Des mensualités étant restées impayées à leur échéance, la société SA FRANFINANCE a, par lettre recommandée du 7 février 2024, mis en demeure l’emprunteur de rembourser les échéances impayées dans un délai de 15 jours. Puis par courrier recommandé du 23 avril 2024, il lui a notifié la déchéance du terme.
Par acte de commissaire de justice du 3 février 2025, complété par des conclusions additives notifiées le 17 septembre 2025, la société SA FRANFINANCE a ensuite fait assigner M. [M], [K], [V] [R] devant le juge des contentieux de la protection du tribunal judiciaire de Marseille, afin d’obtenir le constat de la validité de la déchéance du terme, à titre subsidiaire la résolution judiciaire du contrat de prêt sur le fondement de l’article 1226 du code civil ou à titre infiniment subsidiaire sur le fondement de l’article 1228 du code civil, et en tout état de cause, obtenir sa condamnation à lui payer les sommes suivantes :
3307,77 euros au titre de l’intégralité des sommes restant dues en exécution du contrat du 10 octobre 2016, outre intérêts au taux contractuel à compter de la déchéance du terme ou de la rupture des relations contractuelles,Ou 3062,75 euros avec intérêt au taux légal à compter de la décision à venir, dans l’hypothèse d’une résolution judiciaire sur le fondement de l’article 1228 du code civil,
400 euros au titre des dispositions de l’article 700 du code de procédure civile, en plus des entiers dépens.

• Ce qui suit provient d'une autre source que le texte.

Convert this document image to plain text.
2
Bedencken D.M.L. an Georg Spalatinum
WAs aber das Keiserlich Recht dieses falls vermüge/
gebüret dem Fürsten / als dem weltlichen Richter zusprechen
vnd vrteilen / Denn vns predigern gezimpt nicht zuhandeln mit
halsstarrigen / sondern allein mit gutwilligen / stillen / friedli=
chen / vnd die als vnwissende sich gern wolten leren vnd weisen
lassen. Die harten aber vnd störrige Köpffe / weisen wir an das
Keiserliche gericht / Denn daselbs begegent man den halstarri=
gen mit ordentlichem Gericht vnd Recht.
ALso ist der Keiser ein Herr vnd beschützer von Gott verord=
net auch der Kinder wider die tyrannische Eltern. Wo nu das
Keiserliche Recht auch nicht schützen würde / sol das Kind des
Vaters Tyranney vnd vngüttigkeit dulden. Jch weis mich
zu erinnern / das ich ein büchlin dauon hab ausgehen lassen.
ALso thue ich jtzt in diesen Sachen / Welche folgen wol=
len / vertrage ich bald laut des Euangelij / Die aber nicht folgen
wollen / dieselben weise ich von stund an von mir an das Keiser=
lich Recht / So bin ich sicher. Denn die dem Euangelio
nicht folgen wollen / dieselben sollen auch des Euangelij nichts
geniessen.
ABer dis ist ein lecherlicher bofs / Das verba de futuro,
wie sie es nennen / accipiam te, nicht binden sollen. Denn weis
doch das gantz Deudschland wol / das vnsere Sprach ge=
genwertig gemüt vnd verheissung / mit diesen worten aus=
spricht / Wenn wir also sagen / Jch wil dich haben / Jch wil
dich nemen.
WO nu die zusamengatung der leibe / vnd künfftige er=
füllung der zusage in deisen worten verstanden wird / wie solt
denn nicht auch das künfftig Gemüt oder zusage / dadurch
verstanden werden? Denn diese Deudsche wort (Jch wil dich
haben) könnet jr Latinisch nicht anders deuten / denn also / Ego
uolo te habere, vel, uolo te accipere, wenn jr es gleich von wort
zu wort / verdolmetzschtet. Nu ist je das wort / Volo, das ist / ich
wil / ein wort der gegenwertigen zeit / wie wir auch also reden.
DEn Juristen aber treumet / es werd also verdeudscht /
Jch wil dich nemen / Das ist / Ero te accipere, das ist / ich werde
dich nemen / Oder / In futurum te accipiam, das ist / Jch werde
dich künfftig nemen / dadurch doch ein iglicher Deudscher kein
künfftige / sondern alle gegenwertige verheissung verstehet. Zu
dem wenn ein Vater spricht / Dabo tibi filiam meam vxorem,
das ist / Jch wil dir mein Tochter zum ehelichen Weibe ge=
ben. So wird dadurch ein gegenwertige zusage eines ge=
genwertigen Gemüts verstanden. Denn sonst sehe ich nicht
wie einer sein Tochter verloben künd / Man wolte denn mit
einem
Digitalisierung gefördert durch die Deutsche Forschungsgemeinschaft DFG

L’affaire a été appelée à l’audience du 23 septembre 2025, où les moyens relatifs à la forclusion, la nullité du contrat, la validité de la signature électronique, les causes de déchéances du droit aux intérêts de la banque et le caractère abusif des clauses prévoyant l’exigibilité immédiate du capital restant dû en cas de défaillance de l’emprunteur ont été soulevés d’office.
À l’audience, la société SA FRANFINANCE maintient les termes de son assignation.
Bien que régulièrement assigné par acte de commissaire de justice délivré à étude, M. [M], [K], [V] [R] n’a pas comparu et ne s’est pas fait représenter.
L’affaire a été mise en délibéré jusqu’à ce jour, où le présent jugement a été rendu par mise à disposition au greffe.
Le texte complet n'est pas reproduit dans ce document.